Lula estuda aumentar preço do passaporte. Foto: Divulgação
O Governo Lula analisa uma proposta da Polícia Federal (PF) para reajustar a taxa de emissão de passaportes, atualmente fixada em R$ 257,25 para a primeira via.
O pedido foi encaminhado ao Ministério da Justiça e Segurança Pública em março do ano passado e segue em avaliação nas instâncias internas da pasta.

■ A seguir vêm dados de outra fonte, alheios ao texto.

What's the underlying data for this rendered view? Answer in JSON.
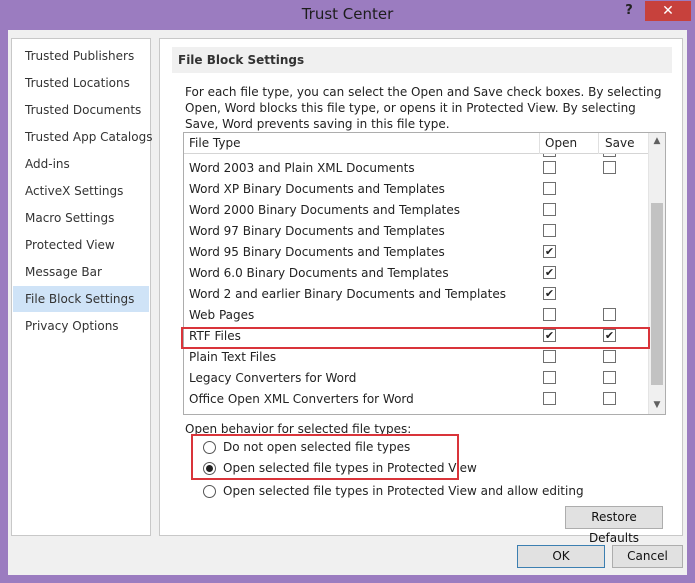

A PF justifica a necessidade do aumento alegando que o valor atual está defasado. O último reajuste ocorreu em 2015, durante o governo Dilma Rousseff (PT), quando a taxa subiu 64,8%, passando a ter validade de dez anos. Na época, a justificativa foi a necessidade de correção inflacionária, já que a taxa anterior havia sido mantida sem mudanças desde 2006.
Desde o último reajuste, a inflação medida pelo Índice Nacional de Preços ao Consumidor Amplo (IPCA) acumulou cerca de 67%. Caso a correção seja baseada nesse índice, o valor do passaporte pode subir para aproximadamente R$ 430,01. A PF, no entanto, não divulgou qual o percentual de aumento que considera necessário e nem quais valores foram sugeridos no estudo interno.
Dentro do governo, há receio quanto à impopularidade do aumento da taxa. A equipe técnica do Ministério da Justiça ainda analisa o estudo apresentado pela PF e deve encaminhar as conclusões ao ministro Ricardo Lewandowski. Até o momento, não há previsão para a conclusão da análise ou a oficialização do reajuste.
O recurso arrecadado com a emissão de passaportes é destinado ao Fundo para Aparelhamento e Operacionalização das Atividades-Fim da Polícia Federal. Esse fundo financia parte do sistema de emissão dos documentos, complementando os investimentos feitos pelo Tesouro Nacional.
Em 2024, o governo emitiu 2.088.795 passaportes, número inferior ao registrado em 2023, quando 2.422.340 documentos foram emitidos. Além da taxa padrão de R$ 257,25, há acréscimos para casos específicos. Solicitações com urgência ou emergência custam R$ 334,42, enquanto a emissão de um novo passaporte por motivo de extravio ou perda impõe um custo total de R$ 514,50 ao solicitante.
Além do passaporte, a PF também estuda um possível reajuste nas taxas cobradas para registros migratórios no Brasil. Assim como no caso do documento de viagem, o estudo segue em caráter interno e preparatório para um eventual ato administrativo.
O governo ainda não definiu se aceitará a proposta da PF nem qual será o percentual de reajuste aplicado, caso a medida seja aprovada. O Ministério da Justiça não informou detalhes sobre os valores estudados nem estabeleceu um prazo para a conclusão do processo de análise.